If you’ve been on the receiving end of abuse, you too become a master of sorts. You learn how to read vocal tones, body language, how to hide your emotions and hold your tongue. You learn that you are not going to win battles with your abuser because no matter how wrong they might be, in their eyes, they are right and nothing you can say or do will change that.

I live in a rural area where public transportation doesn’t reach everywhere. My abuser isolated me from friends and family, the very support system that most people need just to get through every day. A lot of people just give up when you keep canceling plans or say you can’t. They don’t know what’s going on inside the house. So the isolation is furthered. Sometimes it’s lack of transportation, sometimes it’s a matter of refusal to fight, sometimes it’s false accusations that you’re too tired to fight. 

Living with abuse is like leading a double life. At home, you are under scrutiny, being shamed, humiliated, told what to do, when to do it or how. When I tried speaking up for myself or my children, my abuser’s go to phrase was “Would you just shut the fuck up?”. In public or the rare social settings, my abuser acted like a loving, doting significant other and father. 

Because of that double life, when I finally left, my family belittled me. They felt sorry for the man that put me and my kids through emotional and psychological hell.
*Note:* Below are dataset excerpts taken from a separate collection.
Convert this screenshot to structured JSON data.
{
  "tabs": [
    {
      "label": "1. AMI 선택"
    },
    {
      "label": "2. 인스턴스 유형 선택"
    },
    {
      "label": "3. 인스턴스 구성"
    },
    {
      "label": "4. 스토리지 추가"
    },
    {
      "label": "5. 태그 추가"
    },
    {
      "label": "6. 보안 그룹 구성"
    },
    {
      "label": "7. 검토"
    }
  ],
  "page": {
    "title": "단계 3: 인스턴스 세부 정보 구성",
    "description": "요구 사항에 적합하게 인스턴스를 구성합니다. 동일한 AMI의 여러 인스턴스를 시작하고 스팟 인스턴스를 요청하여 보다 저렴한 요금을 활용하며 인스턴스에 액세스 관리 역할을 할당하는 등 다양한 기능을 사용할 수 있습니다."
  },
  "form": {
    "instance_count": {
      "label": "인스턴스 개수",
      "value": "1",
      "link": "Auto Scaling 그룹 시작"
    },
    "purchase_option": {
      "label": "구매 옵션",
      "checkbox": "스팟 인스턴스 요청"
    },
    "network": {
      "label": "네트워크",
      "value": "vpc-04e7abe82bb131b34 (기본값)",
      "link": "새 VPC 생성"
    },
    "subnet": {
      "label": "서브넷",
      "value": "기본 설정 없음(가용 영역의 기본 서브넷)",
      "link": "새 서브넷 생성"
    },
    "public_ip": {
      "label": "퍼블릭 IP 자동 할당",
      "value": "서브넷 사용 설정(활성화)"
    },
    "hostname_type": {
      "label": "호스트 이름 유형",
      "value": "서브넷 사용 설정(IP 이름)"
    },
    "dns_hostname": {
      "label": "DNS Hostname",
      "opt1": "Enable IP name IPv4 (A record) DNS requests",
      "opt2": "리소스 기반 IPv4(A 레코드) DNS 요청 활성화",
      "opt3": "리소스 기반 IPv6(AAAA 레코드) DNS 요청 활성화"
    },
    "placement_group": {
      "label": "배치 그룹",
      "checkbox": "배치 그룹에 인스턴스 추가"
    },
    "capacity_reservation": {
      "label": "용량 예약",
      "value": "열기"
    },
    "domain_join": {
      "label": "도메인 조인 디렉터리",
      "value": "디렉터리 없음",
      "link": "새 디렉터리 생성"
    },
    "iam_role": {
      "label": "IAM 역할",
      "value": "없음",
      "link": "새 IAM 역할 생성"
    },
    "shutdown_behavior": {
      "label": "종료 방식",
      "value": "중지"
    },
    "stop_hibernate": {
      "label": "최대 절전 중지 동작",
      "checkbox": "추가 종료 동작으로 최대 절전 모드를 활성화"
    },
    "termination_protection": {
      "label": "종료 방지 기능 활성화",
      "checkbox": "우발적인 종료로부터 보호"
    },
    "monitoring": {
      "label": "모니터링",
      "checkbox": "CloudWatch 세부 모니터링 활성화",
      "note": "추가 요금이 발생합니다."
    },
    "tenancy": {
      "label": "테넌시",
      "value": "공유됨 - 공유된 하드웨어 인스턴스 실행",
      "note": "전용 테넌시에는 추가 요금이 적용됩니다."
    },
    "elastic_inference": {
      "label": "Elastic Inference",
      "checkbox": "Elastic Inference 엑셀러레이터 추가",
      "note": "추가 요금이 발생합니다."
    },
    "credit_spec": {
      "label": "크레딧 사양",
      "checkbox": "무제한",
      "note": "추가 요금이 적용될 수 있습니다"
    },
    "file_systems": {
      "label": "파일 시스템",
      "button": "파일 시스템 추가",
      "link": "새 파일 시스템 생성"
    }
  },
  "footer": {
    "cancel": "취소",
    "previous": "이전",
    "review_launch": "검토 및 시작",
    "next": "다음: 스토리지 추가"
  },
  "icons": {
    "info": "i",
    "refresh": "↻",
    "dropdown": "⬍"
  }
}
They pitied him and stood up for him and I was seen as an uncompromising, selfish bitch. Despite the fact that my children are young adults, capable of deciding whether or not they wanted to continue contact with him, I was accused of keeping him from them. It was and continues to be a choice that is up to them.

I stayed because my support system dwindled, because the side he chose to show the rest of the world made him look good and made me look bad, because I was fearful after so many threats, because he controlled every aspect of my life.

Before you ask someone why they don’t just leave, the better question to ask might be what can I do to help? I didn’t have a safe place to go, I didn’t have people to help me, I had no means to leave. When I left, I spent 2 months in a dv shelter, while he threatened and lied, trying everything he could to regain some modicum of control. 

I knew I was in an abusive relationship long before I ever left and the worst question anyone ever asked me was “Why don’t you just leave?”.